La última noche, prepararon langostas y dos de ellas se soltaron y atacaron a los perros de Agathe. Esta abandonó la cocina corriendo y chillando, con todos los perros en brazos, y Gwen tuvo que arreglárselas sola. Se había ofrecido para cocinar, como de costumbre, siempre que los otros la ayudaran a limpiar. Tomaron la cena en el jardín, en la única mesa decente que pudieron rescatar cuando llegaron. Diana la cubrió con un mantel que había comprado para llevarse a casa y Pascale la adornó con flores. Cuando se sentaron, Eric sirvió el champán. La cena que Gwen había preparado era exquisita y estaba deliciosa. Mientras el sol iba ocultándose lentamente, seguían saboreando cada momento. John encendió un cigarro y Robert sirvió Château d'Yquem. John estaba a punto de desmayarse mientras lo bebía, sabiendo cuánto había costado.

– Es un pecado beber algo tan caro -dijo, disfrutando de cada segundo. Era como oro fundido.

– Pensaba que dividiríamos el precio de la botella entre los tres -dijo Robert bromeando.

En realidad, había comprado la botella para todos. Sabía que a Gwen le encantaba el Château d'Yquem y no le importaba el gasto, para darle un gusto. Había sido muy comprensiva y había hecho la mayor parte de las comidas desde que Pascale se puso enferma. Además, había sido una buena amiga para todos.

– La verdad es que odio volver-admitió Diana.

Gwen habló de la película que estaba a punto de hacer en Los Ángeles, iba a estar allí cuatro meses. Probablemente hasta Navidad, pero Robert ya le había dicho que se escaparía los fines de semana y ella procuraría ir a Nueva York tan a menudo como pudiera. Los ensayos iban a empezar a la semana siguiente. Ya habían adaptado el calendario por ella, para que pudiera pasar aquella última semana en Saint-Tropez con Robert.
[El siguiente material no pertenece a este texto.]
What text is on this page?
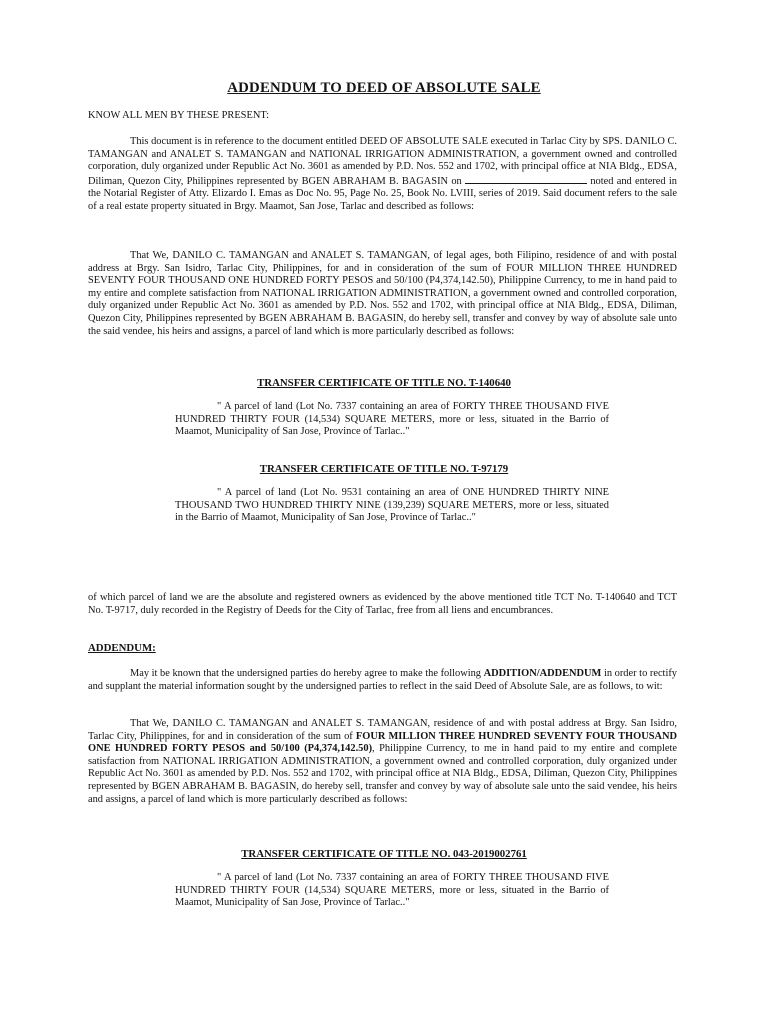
ADDENDUM TO DEED OF ABSOLUTE SALE

KNOW ALL MEN BY THESE PRESENT:

This document is in reference to the document entitled DEED OF ABSOLUTE SALE executed in Tarlac City by SPS. DANILO C. TAMANGAN and ANALET S. TAMANGAN and NATIONAL IRRIGATION ADMINISTRATION, a government owned and controlled corporation, duly organized under Republic Act No. 3601 as amended by P.D. Nos. 552 and 1702, with principal office at NIA Bldg., EDSA, Diliman, Quezon City, Philippines represented by BGEN ABRAHAM B. BAGASIN on	noted and entered in the Notarial Register of Atty. Elizardo I. Emas as Doc No. 95, Page No. 25, Book No. LVIII, series of 2019. Said document refers to the sale of a real estate property situated in Brgy. Maamot, San Jose, Tarlac and described as follows:

That We, DANILO C. TAMANGAN and ANALET S. TAMANGAN, of legal ages, both Filipino, residence of and with postal address at Brgy. San Isidro, Tarlac City, Philippines, for and in consideration of the sum of FOUR MILLION THREE HUNDRED SEVENTY FOUR THOUSAND ONE HUNDRED FORTY PESOS and 50/100 (P4,374,142.50), Philippine Currency, to me in hand paid to my entire and complete satisfaction from NATIONAL IRRIGATION ADMINISTRATION, a government owned and controlled corporation, duly organized under Republic Act No. 3601 as amended by P.D. Nos. 552 and 1702, with principal office at NIA Bldg., EDSA, Diliman, Quezon City, Philippines represented by BGEN ABRAHAM B. BAGASIN, do hereby sell, transfer and convey by way of absolute sale unto the said vendee, his heirs and assigns, a parcel of land which is more particularly described as follows:

TRANSFER CERTIFICATE OF TITLE NO. T-140640

" A parcel of land (Lot No. 7337 containing an area of FORTY THREE THOUSAND FIVE HUNDRED THIRTY FOUR (14,534) SQUARE METERS, more or less, situated in the Barrio of Maamot, Municipality of San Jose, Province of Tarlac.."

TRANSFER CERTIFICATE OF TITLE NO. T-97179

" A parcel of land (Lot No. 9531 containing an area of ONE HUNDRED THIRTY NINE THOUSAND TWO HUNDRED THIRTY NINE (139,239) SQUARE METERS, more or less, situated in the Barrio of Maamot, Municipality of San Jose, Province of Tarlac.."

of which parcel of land we are the absolute and registered owners as evidenced by the above mentioned title TCT No. T-140640 and TCT No. T-9717, duly recorded in the Registry of Deeds for the City of Tarlac, free from all liens and encumbrances.

ADDENDUM:

May it be known that the undersigned parties do hereby agree to make the following ADDITION/ADDENDUM in order to rectify and supplant the material information sought by the undersigned parties to reflect in the said Deed of Absolute Sale, are as follows, to wit:

That We, DANILO C. TAMANGAN and ANALET S. TAMANGAN, residence of and with postal address at Brgy. San Isidro, Tarlac City, Philippines, for and in consideration of the sum of FOUR MILLION THREE HUNDRED SEVENTY FOUR THOUSAND ONE HUNDRED FORTY PESOS and 50/100 (P4,374,142.50), Philippine Currency, to me in hand paid to my entire and complete satisfaction from NATIONAL IRRIGATION ADMINISTRATION, a government owned and controlled corporation, duly organized under Republic Act No. 3601 as amended by P.D. Nos. 552 and 1702, with principal office at NIA Bldg., EDSA, Diliman, Quezon City, Philippines represented by BGEN ABRAHAM B. BAGASIN, do hereby sell, transfer and convey by way of absolute sale unto the said vendee, his heirs and assigns, a parcel of land which is more particularly described as follows:

TRANSFER CERTIFICATE OF TITLE NO. 043-2019002761

" A parcel of land (Lot No. 7337 containing an area of FORTY THREE THOUSAND FIVE HUNDRED THIRTY FOUR (14,534) SQUARE METERS, more or less, situated in the Barrio of Maamot, Municipality of San Jose, Province of Tarlac.."
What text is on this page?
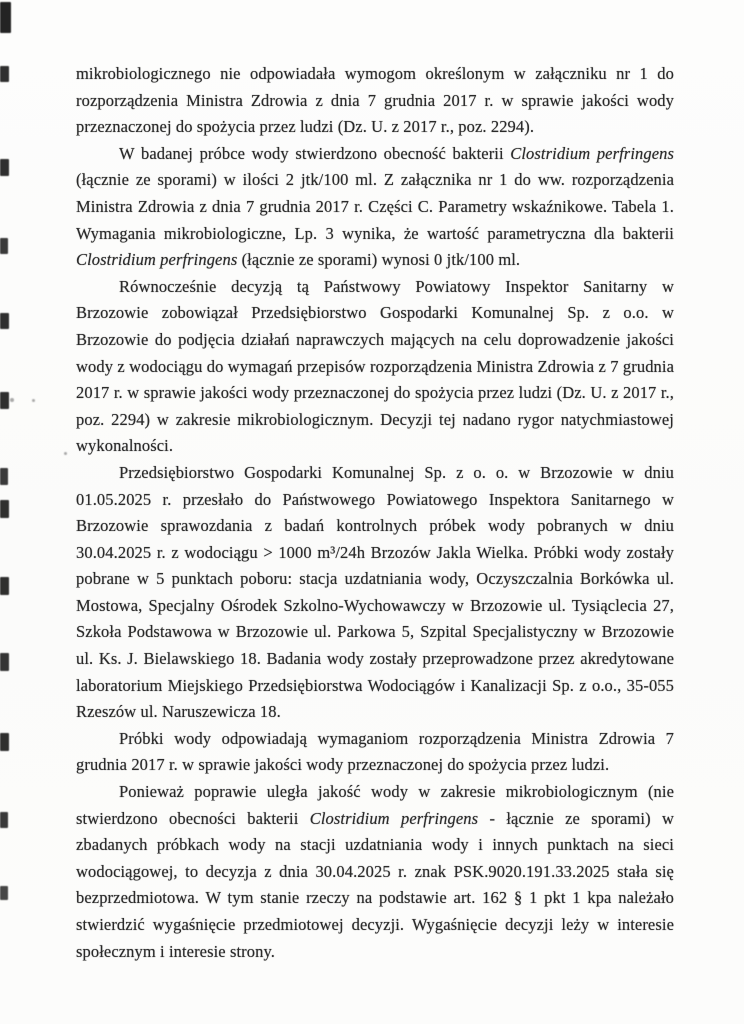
mikrobiologicznego nie odpowiadała wymogom określonym w załączniku nr 1 do rozporządzenia Ministra Zdrowia z dnia 7 grudnia 2017 r. w sprawie jakości wody przeznaczonej do spożycia przez ludzi (Dz. U. z 2017 r., poz. 2294).

W badanej próbce wody stwierdzono obecność bakterii Clostridium perfringens (łącznie ze sporami) w ilości 2 jtk/100 ml. Z załącznika nr 1 do ww. rozporządzenia Ministra Zdrowia z dnia 7 grudnia 2017 r. Części C. Parametry wskaźnikowe. Tabela 1. Wymagania mikrobiologiczne, Lp. 3 wynika, że wartość parametryczna dla bakterii Clostridium perfringens (łącznie ze sporami) wynosi 0 jtk/100 ml.

Równocześnie decyzją tą Państwowy Powiatowy Inspektor Sanitarny w Brzozowie zobowiązał Przedsiębiorstwo Gospodarki Komunalnej Sp. z o.o. w Brzozowie do podjęcia działań naprawczych mających na celu doprowadzenie jakości wody z wodociągu do wymagań przepisów rozporządzenia Ministra Zdrowia z 7 grudnia 2017 r. w sprawie jakości wody przeznaczonej do spożycia przez ludzi (Dz. U. z 2017 r., poz. 2294) w zakresie mikrobiologicznym. Decyzji tej nadano rygor natychmiastowej wykonalności.

Przedsiębiorstwo Gospodarki Komunalnej Sp. z o. o. w Brzozowie w dniu 01.05.2025 r. przesłało do Państwowego Powiatowego Inspektora Sanitarnego w Brzozowie sprawozdania z badań kontrolnych próbek wody pobranych w dniu 30.04.2025 r. z wodociągu > 1000 m³/24h Brzozów Jakla Wielka. Próbki wody zostały pobrane w 5 punktach poboru: stacja uzdatniania wody, Oczyszczalnia Borkówka ul. Mostowa, Specjalny Ośrodek Szkolno-Wychowawczy w Brzozowie ul. Tysiąclecia 27, Szkoła Podstawowa w Brzozowie ul. Parkowa 5, Szpital Specjalistyczny w Brzozowie ul. Ks. J. Bielawskiego 18. Badania wody zostały przeprowadzone przez akredytowane laboratorium Miejskiego Przedsiębiorstwa Wodociągów i Kanalizacji Sp. z o.o., 35-055 Rzeszów ul. Naruszewicza 18.

Próbki wody odpowiadają wymaganiom rozporządzenia Ministra Zdrowia 7 grudnia 2017 r. w sprawie jakości wody przeznaczonej do spożycia przez ludzi.

Ponieważ poprawie uległa jakość wody w zakresie mikrobiologicznym (nie stwierdzono obecności bakterii Clostridium perfringens - łącznie ze sporami) w zbadanych próbkach wody na stacji uzdatniania wody i innych punktach na sieci wodociągowej, to decyzja z dnia 30.04.2025 r. znak PSK.9020.191.33.2025 stała się bezprzedmiotowa. W tym stanie rzeczy na podstawie art. 162 § 1 pkt 1 kpa należało stwierdzić wygaśnięcie przedmiotowej decyzji. Wygaśnięcie decyzji leży w interesie społecznym i interesie strony.
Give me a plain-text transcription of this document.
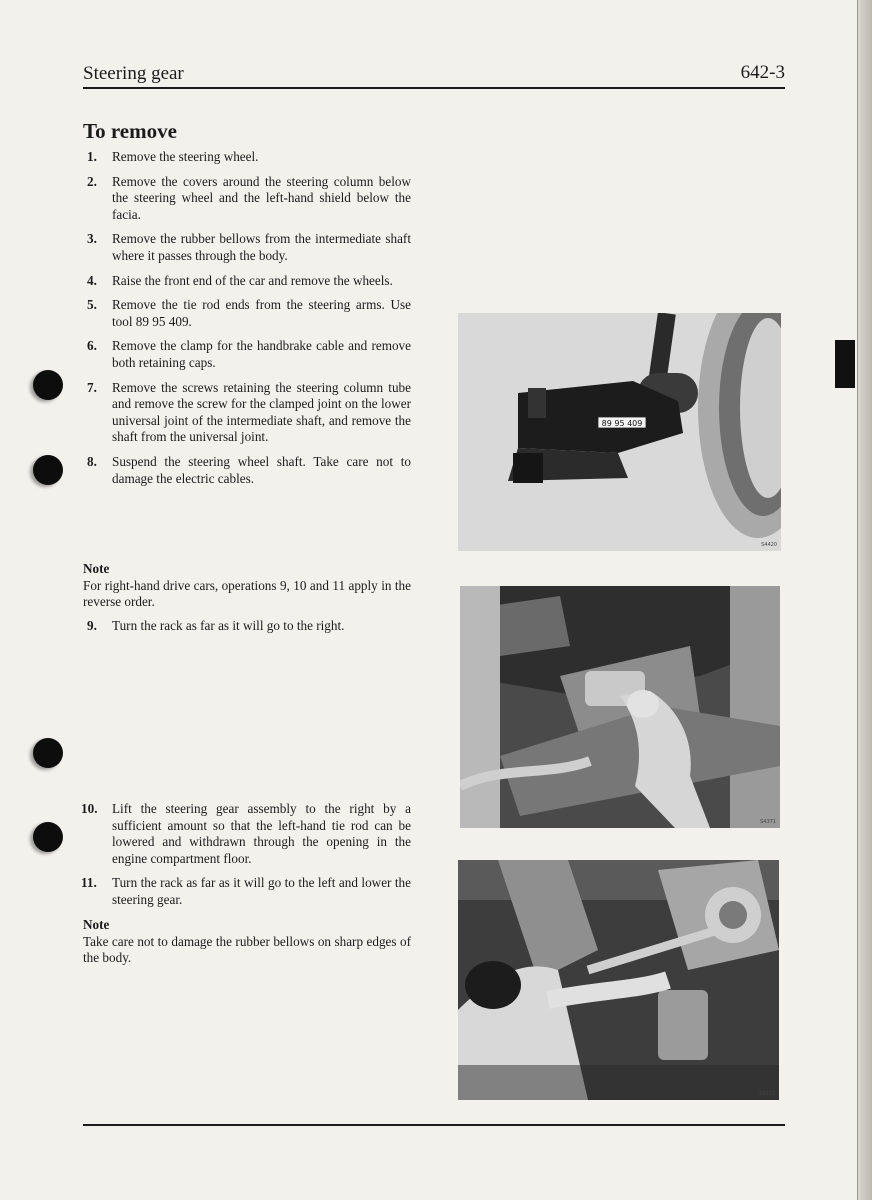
Steering gear	642-3
To remove
1. Remove the steering wheel.
2. Remove the covers around the steering column below the steering wheel and the left-hand shield below the facia.
3. Remove the rubber bellows from the intermediate shaft where it passes through the body.
4. Raise the front end of the car and remove the wheels.
5. Remove the tie rod ends from the steering arms. Use tool 89 95 409.
6. Remove the clamp for the handbrake cable and remove both retaining caps.
7. Remove the screws retaining the steering column tube and remove the screw for the clamped joint on the lower universal joint of the intermediate shaft, and remove the shaft from the universal joint.
8. Suspend the steering wheel shaft. Take care not to damage the electric cables.
Note
For right-hand drive cars, operations 9, 10 and 11 apply in the reverse order.
9. Turn the rack as far as it will go to the right.
10. Lift the steering gear assembly to the right by a sufficient amount so that the left-hand tie rod can be lowered and withdrawn through the opening in the engine compartment floor.
11. Turn the rack as far as it will go to the left and lower the steering gear.
Note
Take care not to damage the rubber bellows on sharp edges of the body.
89 95 409
S4420
S4371
S4372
– Supongo que será agradable volver a ver a nuestros hijos -reconoció Diana.

En realidad, no los había echado mucho de menos durante todo el mes. Había estado demasiado ocupada arreglando las cosas con Eric. A los demás, por lo menos, les parecía que lo habían hecho.

– Me muero de ganas de ver al mío -dijo Pascale, sin darle importancia.

Todos la miraron sin entender, preguntándose si estaba bebida.

– Tú no tienes ninguno -replicó Eric, con expresión divertida-, pero puedes quedarte con los nuestros siempre que quieras.

– Ya tengo el mío, muchas gracias -dijo Pascale, de buen humor.

– Me parece que ese virus intestinal le ha invadido el cerebro -repuso Eric, riendo y sirviéndole un poco más de vino.

Entonces ella dijo, mirando a John con una sonrisa muy gala:

– Vamos a tener un hijo. Ese era mi «virus intestinal». El médico me lo dijo el día que fui a verlo con Gwen, pero John y yo queríamos esperar y daros la sorpresa la última noche. -Los otros los miraron, estupefactos. Pascale estaba radiante-. Tendré cuarenta y ocho años cuando nazca y no me importa si parezco su abuela. Es nuestro pequeño milagro. Finalmente ha sucedido. Nunca me había sentido tan feliz en mi vida.